«Ça va être pas mal bon pour nous autres»

66 % des gens qui laissent des biens au Panne-Choppe ont des problèmes de consommation de drogues, d'alcool ou de jeu, estime le propriétaire de la boutique. Mais beaucoup de gens y viennent pour avoir les moyens de faire face aux imprévus.

Les nouvelles économiques désastreuses tombent par dizaines ces temps-ci et laissent présager le pire pour les prochains mois. Mais à chaque annonce de licenciement massif, à chaque fermeture d'usine, certains commerçants voient leur bassin de clients potentiels augmenter. Perspectives en hausse pour les prêteurs sur gages.


«Ça va être pas mal bon pour nous autres, affirme Gilles D'Arcy, propriétaire de Cash Express sur la rue Principale à Granby. C'est comme ça à chaque fois que l'économie va mal.»

 



S'il n'a pas encore remarqué d'augmentation flagrante du nombre de visiteurs dans sa boutique, il est convaincu que les prochains mois, voire les prochaines semaines, seront pas mal occupés avec la hausse du nombre de chômeurs.

«Ça s'en vient, dit-il. La dernière chose que les gens veulent changer quand ils perdent leur emploi, c'est leur mode de vie. Quand ils finissent par manquer de ressources, ils se débarrassent de leur deuxième télé, de leurs jeux vidéo. Plutôt que de mettre tout ça à vendre, ils viennent ici pour avoir l'argent tout de suite.»

Près de 80 % des gens qui laissent des biens en gage contre de l'argent reviennent les récupérer à temps, indique M. D'Arcy. L'impressionnant inventaire se trouvant dans le magasin de la rue Principale, composé surtout d'appareils électroniques, vient du 20 % restant et de gens qui ont carrément décidé de vendre leurs biens.

«On vend surtout de l'électronique, explique-t-il. On tient aussi des DVD et des outils de qualité. On peut faire de très bonnes affaires en venant acheter ici. Par exemple, plutôt que d'acheter un film DVD neuf à 30 $, j'en vends trois pour 10 $ ici.»



Problèmes de société

Le propriétaire du Panne-Choppe situé rue St-Jacques, quant à lui, sait très bien que lorsque quelqu'un entre dans sa boutique pour laisser un bien en gage, c'est parce que les choses ne vont pas très bien dans sa vie.

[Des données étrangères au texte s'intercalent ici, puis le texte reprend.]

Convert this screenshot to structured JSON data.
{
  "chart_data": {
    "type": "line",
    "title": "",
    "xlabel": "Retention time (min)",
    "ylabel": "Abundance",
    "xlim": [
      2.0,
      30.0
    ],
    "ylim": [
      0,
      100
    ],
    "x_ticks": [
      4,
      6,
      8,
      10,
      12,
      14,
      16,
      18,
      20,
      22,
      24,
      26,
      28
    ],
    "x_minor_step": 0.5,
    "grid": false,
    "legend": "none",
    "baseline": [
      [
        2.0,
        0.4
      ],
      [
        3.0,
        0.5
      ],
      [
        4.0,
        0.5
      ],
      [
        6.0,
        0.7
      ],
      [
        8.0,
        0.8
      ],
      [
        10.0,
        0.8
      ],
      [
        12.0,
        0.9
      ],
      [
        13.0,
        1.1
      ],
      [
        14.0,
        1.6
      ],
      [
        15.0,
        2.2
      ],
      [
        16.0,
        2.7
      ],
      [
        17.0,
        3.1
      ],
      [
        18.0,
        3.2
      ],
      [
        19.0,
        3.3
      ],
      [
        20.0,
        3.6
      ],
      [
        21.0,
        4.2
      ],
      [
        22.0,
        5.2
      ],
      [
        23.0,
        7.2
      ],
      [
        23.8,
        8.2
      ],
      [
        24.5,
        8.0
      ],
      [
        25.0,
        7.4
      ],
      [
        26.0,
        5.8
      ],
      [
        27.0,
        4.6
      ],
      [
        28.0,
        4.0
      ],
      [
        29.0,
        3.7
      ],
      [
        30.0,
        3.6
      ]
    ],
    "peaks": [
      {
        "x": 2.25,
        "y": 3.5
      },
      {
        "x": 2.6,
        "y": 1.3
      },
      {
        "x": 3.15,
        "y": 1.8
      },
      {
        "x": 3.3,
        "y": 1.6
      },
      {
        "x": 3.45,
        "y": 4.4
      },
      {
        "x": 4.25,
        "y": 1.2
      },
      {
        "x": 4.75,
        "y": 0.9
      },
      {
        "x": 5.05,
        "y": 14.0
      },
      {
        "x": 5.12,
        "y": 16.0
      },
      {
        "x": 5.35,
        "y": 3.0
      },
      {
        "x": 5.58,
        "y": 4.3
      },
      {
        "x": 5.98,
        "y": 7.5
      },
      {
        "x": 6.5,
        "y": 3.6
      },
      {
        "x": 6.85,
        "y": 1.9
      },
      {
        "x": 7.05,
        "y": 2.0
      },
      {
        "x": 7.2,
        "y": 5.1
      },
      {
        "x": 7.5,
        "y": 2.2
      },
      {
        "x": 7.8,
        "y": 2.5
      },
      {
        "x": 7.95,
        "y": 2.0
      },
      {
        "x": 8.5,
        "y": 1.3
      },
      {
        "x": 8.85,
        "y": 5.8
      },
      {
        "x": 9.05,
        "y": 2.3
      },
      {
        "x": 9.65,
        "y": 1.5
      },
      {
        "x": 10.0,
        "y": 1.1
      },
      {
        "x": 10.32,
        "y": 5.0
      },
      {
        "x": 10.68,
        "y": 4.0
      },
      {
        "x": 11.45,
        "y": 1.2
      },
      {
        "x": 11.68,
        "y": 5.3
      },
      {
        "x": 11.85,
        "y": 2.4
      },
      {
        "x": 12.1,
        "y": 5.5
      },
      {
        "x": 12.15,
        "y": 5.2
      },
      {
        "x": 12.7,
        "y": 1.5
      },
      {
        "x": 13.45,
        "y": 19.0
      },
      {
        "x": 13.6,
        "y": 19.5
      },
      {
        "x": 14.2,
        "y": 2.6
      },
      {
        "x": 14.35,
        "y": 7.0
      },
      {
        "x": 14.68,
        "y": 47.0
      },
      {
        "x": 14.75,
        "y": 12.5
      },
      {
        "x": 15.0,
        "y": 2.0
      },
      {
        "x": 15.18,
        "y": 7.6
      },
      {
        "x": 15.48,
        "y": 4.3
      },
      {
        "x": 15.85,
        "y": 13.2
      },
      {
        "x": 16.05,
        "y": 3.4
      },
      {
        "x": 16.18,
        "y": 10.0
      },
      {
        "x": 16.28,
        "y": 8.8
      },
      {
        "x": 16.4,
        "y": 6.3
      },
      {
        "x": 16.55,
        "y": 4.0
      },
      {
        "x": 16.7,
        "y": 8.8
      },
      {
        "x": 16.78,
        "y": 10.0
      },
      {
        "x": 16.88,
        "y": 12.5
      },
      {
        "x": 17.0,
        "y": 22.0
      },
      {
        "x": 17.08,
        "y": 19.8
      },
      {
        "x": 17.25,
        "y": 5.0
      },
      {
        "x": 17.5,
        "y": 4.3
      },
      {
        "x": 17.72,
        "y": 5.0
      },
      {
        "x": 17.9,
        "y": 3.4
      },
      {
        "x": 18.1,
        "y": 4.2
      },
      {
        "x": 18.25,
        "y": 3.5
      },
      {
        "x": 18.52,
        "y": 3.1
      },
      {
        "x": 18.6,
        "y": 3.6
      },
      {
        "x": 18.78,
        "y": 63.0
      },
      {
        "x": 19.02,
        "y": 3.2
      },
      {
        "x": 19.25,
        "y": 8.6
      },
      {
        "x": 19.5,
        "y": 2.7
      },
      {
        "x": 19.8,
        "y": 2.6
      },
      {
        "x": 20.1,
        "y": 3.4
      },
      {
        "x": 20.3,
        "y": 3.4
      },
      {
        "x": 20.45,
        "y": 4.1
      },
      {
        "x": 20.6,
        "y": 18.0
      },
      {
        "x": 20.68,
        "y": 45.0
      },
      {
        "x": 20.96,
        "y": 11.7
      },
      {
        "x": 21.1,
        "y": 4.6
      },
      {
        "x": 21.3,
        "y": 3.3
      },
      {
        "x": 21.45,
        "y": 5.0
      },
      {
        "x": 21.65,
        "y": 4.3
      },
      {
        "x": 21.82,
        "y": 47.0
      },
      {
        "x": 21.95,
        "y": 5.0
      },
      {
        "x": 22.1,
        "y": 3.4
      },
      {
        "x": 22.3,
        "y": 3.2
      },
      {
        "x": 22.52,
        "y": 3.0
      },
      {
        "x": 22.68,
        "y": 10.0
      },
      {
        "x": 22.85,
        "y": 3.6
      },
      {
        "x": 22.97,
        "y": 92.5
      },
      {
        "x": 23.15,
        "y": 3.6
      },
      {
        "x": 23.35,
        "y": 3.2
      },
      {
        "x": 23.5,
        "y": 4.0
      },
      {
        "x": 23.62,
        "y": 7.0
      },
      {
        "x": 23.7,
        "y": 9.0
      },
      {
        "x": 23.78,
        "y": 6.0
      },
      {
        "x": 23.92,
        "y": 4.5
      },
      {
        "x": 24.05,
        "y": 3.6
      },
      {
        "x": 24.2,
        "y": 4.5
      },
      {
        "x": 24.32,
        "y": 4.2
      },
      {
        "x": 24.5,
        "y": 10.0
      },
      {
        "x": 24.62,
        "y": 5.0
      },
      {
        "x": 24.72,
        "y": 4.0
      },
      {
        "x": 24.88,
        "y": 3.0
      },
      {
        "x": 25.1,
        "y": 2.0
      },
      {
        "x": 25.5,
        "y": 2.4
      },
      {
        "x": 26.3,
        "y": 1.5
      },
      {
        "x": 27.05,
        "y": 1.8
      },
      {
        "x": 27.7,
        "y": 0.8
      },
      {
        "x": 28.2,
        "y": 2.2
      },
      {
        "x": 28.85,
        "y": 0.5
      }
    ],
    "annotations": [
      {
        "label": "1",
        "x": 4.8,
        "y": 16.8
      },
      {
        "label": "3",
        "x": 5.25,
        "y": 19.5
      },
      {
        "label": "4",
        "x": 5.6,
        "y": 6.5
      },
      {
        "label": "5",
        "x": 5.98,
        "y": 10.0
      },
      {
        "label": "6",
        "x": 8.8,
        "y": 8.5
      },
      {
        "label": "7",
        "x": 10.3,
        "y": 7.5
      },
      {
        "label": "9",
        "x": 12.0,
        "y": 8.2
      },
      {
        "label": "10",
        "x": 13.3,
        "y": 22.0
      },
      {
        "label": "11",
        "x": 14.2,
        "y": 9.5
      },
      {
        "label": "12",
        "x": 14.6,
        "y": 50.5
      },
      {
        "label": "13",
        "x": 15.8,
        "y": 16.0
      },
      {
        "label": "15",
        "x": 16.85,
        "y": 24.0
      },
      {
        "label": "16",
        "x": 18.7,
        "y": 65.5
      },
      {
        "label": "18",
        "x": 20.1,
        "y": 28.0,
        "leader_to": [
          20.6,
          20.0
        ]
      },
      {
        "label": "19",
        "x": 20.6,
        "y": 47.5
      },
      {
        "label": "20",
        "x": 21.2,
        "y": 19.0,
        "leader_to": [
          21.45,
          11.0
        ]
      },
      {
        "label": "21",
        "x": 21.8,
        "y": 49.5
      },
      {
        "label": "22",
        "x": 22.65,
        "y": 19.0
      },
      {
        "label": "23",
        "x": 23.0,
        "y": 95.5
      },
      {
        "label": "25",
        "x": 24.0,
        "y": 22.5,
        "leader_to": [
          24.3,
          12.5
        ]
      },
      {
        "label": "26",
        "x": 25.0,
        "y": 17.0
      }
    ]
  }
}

«Je dirais que 60 % de ma clientèle, ce sont des gens qui vivent des problèmes sociaux», raconte celui qui veut simplement se faire appeler Dany. «On parle ici de personnes qui consomment de la drogue, de l'alcool ou qui ont des problèmes de jeu. C'est pas mêlant, y'en a même qui seraient prêts à vendre leur mère pour cinq piasses.»

Sans vouloir s'avancer sur l'effet qu'aura la crise économique sur ses affaires, il reconnaît que, pour bien des gens, le prêt sur gages est une solution de dernier recours.

«Beaucoup de personnes ont honte de venir porter des choses ici. Ils ne veulent pas que les gens sachent qu'ils ont des problèmes d'argent. Moi je prétends qu'il ne faut pas avoir honte. Ici, c'est comme chez MasterCard, sauf que ça s'appelle Panne-Choppe. On te prête de l'argent et, si tu ne fais pas le cave et que tu reviens chercher tes affaires, tu n'auras pas de problèmes. Je ne prête jamais d'argent à quelqu'un qui n'est pas revenu chercher ce qu'il m'a déjà laissé en garantie.»

Mais quand les gens manquent de biens à mettre en garantie, il n'y a plus de recours possible.



«Il y a déjà eu une dame d'une quarantaine d'années qui est venue me voir. Elle disait ne pas trop savoir comment ça marchait le prêt sur gages. Je lui ai expliqué. Elle m'a ensuite dit qu'elle n'avait aucun bien à mettre en garantie. Elle m'a offert son corps, mais je lui dit que je ne faisais pas ce genre d'affaires-là.»

En revanche, les gens pauvres et dépendants ne sont pas les seuls à recourir aux services du prêteur sur gages. De plus en plus, la clientèle de Dany s'élargit.

«J'ai des personnes âgées qui viennent ici pour payer leurs médicaments. Ils mettent leurs biens en gage le temps d'avoir leurs remboursements. Il y a aussi des gens qui ont un travail, mais qui sont tellement serrés qu'ils n'ont pas le choix de venir m'emprunter de l'argent s'ils font face à un imprévu, raconte-t-il. C'est la même chose pour ceux qui perdent leur job. Ils mettent des biens en gage pour pouvoir passer à travers un autre mois, en attendant de se replacer ailleurs. Quand ils viennent me voir, c'est parce que ça leur prend l'argent tout de suite, ils n'ont plus de temps à perdre.»